September 13, 2020, 2:28 am
Only one game on the card with the Lakers taking care of the Rockets to advance to their first Conference Finals since 2010. The slate is thinning out as more and more teams are eliminated from the bubble and NBA news is certainly on the decline. For the Lakers, they will face either the Clippers or the Nuggets, while the Rockets will end the season under a cloud of disappointment once again.

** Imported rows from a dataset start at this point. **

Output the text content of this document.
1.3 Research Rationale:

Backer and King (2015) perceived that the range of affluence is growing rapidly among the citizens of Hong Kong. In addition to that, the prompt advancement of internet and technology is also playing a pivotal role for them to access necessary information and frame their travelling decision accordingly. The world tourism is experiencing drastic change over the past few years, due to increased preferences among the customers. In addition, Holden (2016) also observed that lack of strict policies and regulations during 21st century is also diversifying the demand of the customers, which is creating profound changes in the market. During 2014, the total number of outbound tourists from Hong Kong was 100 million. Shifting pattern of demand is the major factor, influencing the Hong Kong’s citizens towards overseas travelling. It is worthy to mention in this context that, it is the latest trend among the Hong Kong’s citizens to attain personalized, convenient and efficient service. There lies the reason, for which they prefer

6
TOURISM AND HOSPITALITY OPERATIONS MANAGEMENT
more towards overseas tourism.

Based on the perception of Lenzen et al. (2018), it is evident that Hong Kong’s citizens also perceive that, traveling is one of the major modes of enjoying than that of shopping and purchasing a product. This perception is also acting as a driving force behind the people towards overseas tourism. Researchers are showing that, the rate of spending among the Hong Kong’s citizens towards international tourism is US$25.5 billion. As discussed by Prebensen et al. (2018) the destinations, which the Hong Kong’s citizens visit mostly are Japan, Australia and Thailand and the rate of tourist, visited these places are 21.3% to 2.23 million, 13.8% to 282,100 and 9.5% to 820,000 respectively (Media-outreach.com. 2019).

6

Lakers dominate, sending Rockets back to the Drawing Board
Despite all the talk, the Rockets barely put up a fight on Saturday, tumbling out of the playoffs to the tune of 23 points. Trailing by as much as 30 points during the third quarter, the Rockets certainly saved their worst for last and the future in Houston is going to be a hot topic over the coming months. It was well documented that the Rockets would be going all-in with the small-ball lineup and that was particularly evident towards the pointy end of the season and throughout the playoffs. Playing without a center was a bold move and while it could be viewed as a somewhat successful gameplan, results would perhaps indicate otherwise.
Losing to the Lakers is no real surprise; however, the fact they barely scraped by the Thunder in the first-round does raise a few questions. Arguably the biggest question to come out of the season is whether the acquisition of Russell Westbrook was a positive move. Westbrook is an elite scorer and one of the most dynamic players in the league. However, he lacks a reliable 3-point shot, and while active on the defensive end, it is certainly not something he can hang his hat on. Despite the individual accolades, Westbrook is yet to prove himself on the big stage and it could be said that he struggles to play ‘winning’ basketball.
If the Rockets hope to take the next step, it could be time to shift away from their current thinking. Center’s around the league are developing into consistent perimeter threats and the level of athleticism is on the rise. For that reason, more and more teams are able to run with the Rockets while not having to go to a true small-ball lineup themselves. This was clearly evident during the series loss to the Lakers who were able to run Anthony Davis at the center position. Davis has the speed and agility to be able to deal with a smaller player on the defensive end while using his size advantage to dominate on offense. P.J. Tucker and Robert Covington are fantastic defenders in their own right but simply cannot handle a player like Davis.
As part of the small-ball philosophy, the Rockets are heavily reliant on their perimeter game. This also seems like a bit of an outdated idea when you consider basically every other team in the league has the ability to crack on from the 3-point line. It is rare to find a team that doesn’t have the ability to play a five-out lineup and that in itself negates some of the Rockets’ advantage. Head coach Mike D’Antoni has stated that he would like to run it back next season but it remains to be seen whether he will be given that opportunity. No matter the decision, it would seem as though the Rockets will need to shift their focus if they are to hang with the elite teams in the league.
For the Lakers, they will now get a few days off before facing either the Clippers or the Nuggets. No matter the opponent, the question going forward is whether their depth can hold up. The ability of both Davis and LeBron James is unquestioned and in certain situations, that is enough to carve out a victory. However, it is unlikely to be enough in a best-of-seven series against either opponent. The likes of Kyle Kuzma, Markieff Morris and Rajon Rondo are going to need to be consistent threats on the offensive end of the floor. To this point, there have been flashes of upside but nothing to suggest they can do it on a nightly basis.
With only one game to be played on Sunday, DFS options are limited once again. Here are a couple of players worth considering, outside of the obvious choices.
Lou Williams – Clippers
Over the first five games of the series, Williams is averaging only 9.8 points per game despite attempting 57 field goals. History would indicate that he is due for a bounceback game at some point and Sunday could be just the stage he needs to turn things around. As well as scoring, Williams can be a sneaky source of assists, especially given the fact that Pat Beverley is not at his best.
Michael Porter Jr. – Nuggets
MPJ presents as a bit of a boom or bust option based on what we have seen over the past six weeks. During the series, Porter’s minutes have ranged from 16 to 34, highlighting how unpredictable he can be. He won’t typically offer a lot of upside on the defensive end but he can put up points and boards in a hurry when given the opportunity.